Introducing Jamun App Framework - grwongku
http://www.jamunapp.org

======
grwongku
Jamun is an open source (Apache Software License 2.0) Server and Frontend
Framework for the Web Designer (and also Java Programmer),HTML5, and
Javascript developer, to quickly create CRUD Apps for Database, Cloud, Mobile,
and Web Services. Confused by MVC, REST, SQL, noSQL, and other programming
jargon? The Problem with too many frameworks - they all try to do (promise)

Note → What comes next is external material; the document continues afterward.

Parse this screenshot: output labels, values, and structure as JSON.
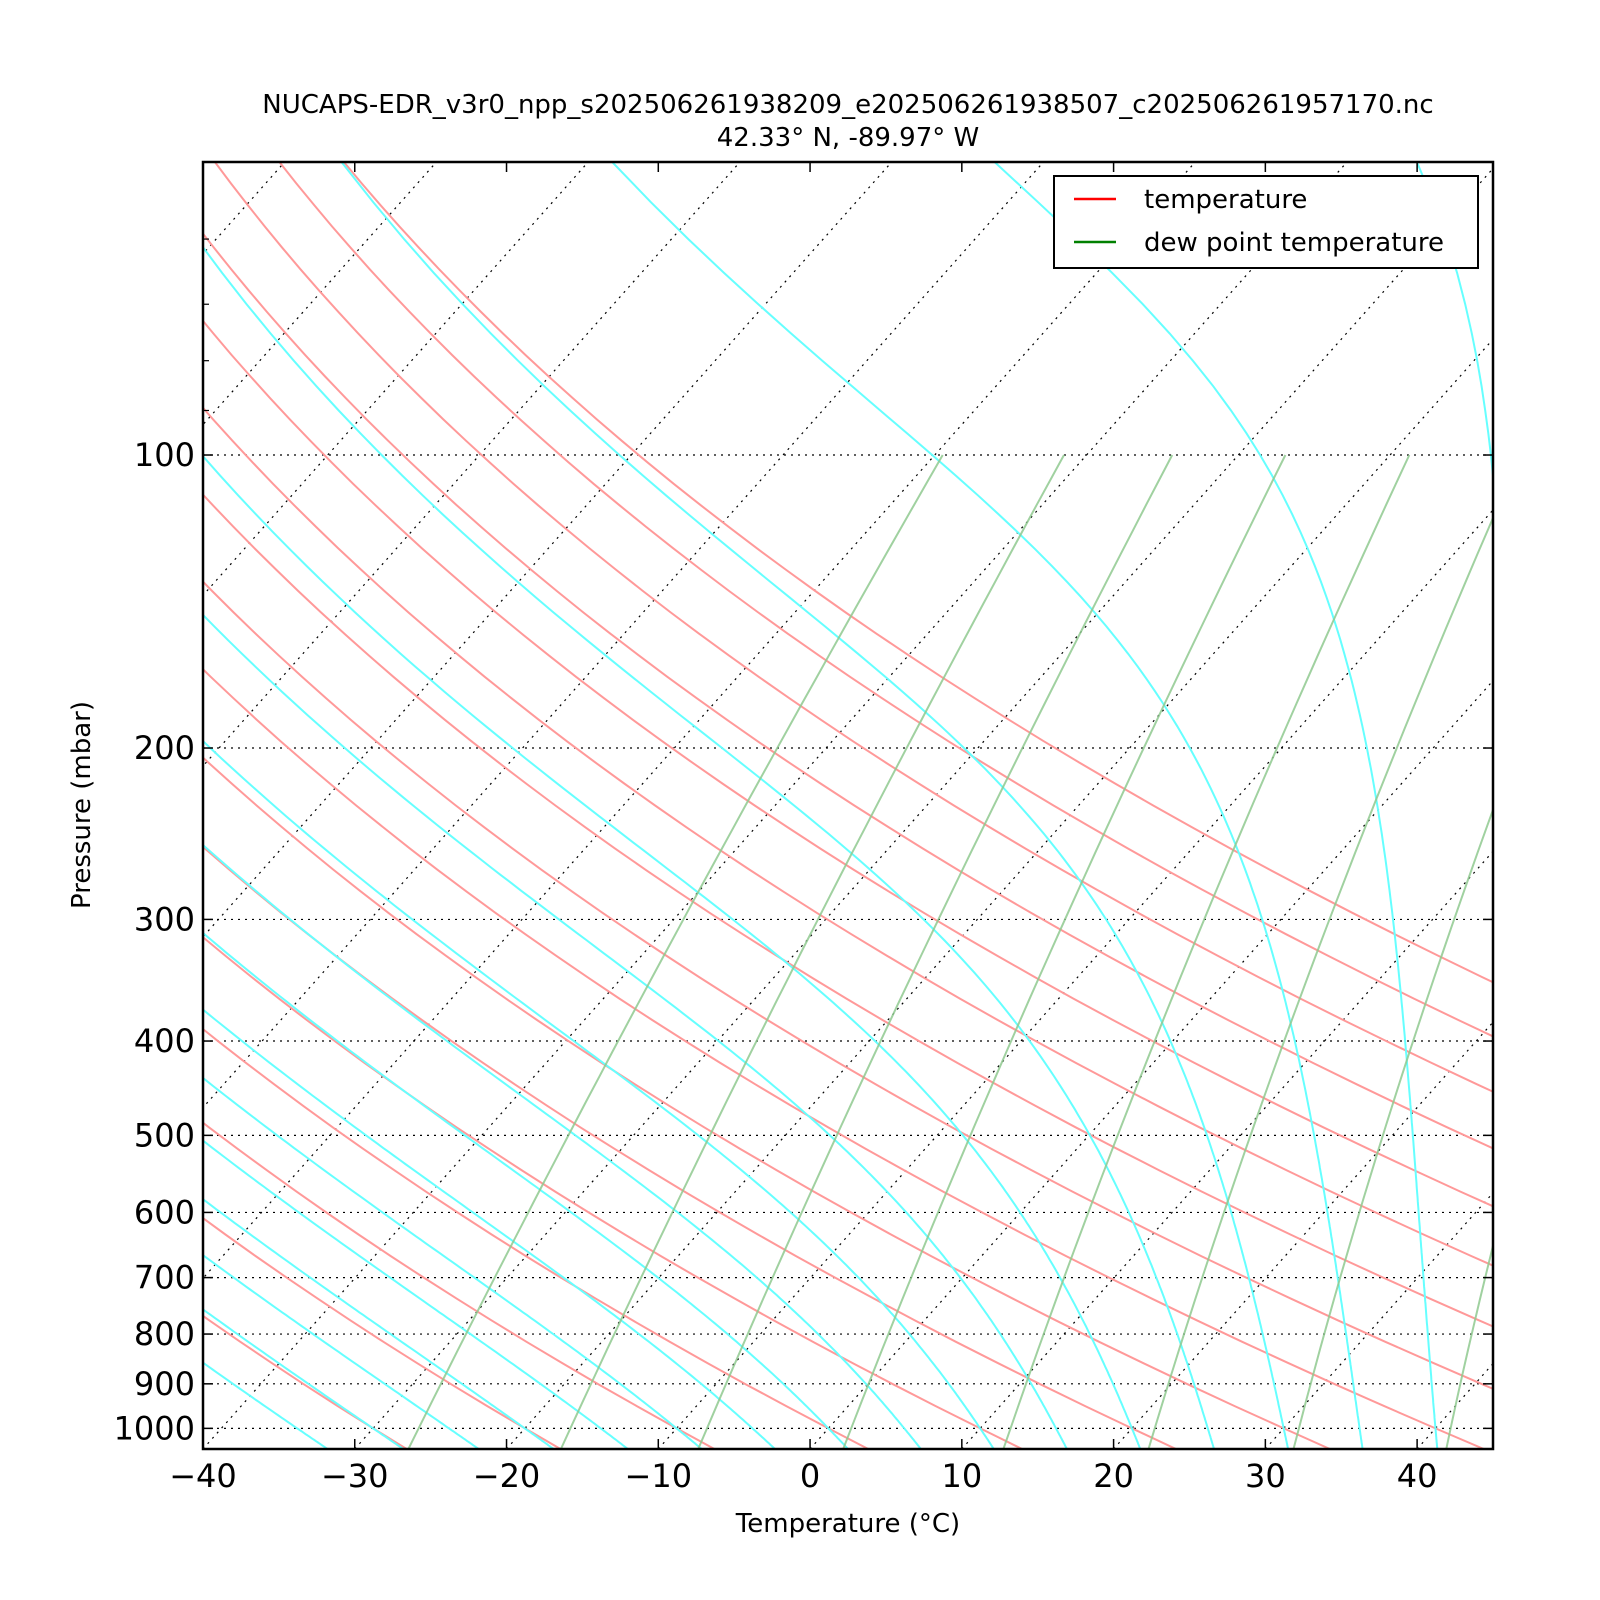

too much. Thus creating too many unnecessary complexities. Jamun was designed
for the rest of us. Jamun abstracts all of the above so you can really
concentrate on what you do best - CREATE cool Cloud-ready apps. Create backend
without any code. Jamun makes the server as dumb as possible (from a frontend
perspective) - by putting most presentation logic on client, without
compromising integrity and security on the backend server. Jamun minimize
unnecessary back-and-forth traffic between server and client. With the advent
of client based apps like HTML5, many security issues have arose, e.g. client
spoofing. Jamun allays those concerns without any programming via field level
security. Some of the highlights of the features of Jamun: Zero or no server
code. Server-side JavaScript and Java. Clear separation of concerns between
client and server - that is the server is 100% Web Services API and therefore
there is no exclusive View binding. One can use the same backend resource for
multiple frontends or apps. The server is client agnostic. Abstraction to the
underlying frontend. This means less client side code changes in the event of
a frontend change. Scalable - Event-driven - Non-blocking architecture.
Single-page client model. Easy App Deploy and Update with App Manager GUI.
Designed from the ground-up for Cloud environments. Coding is fun once again!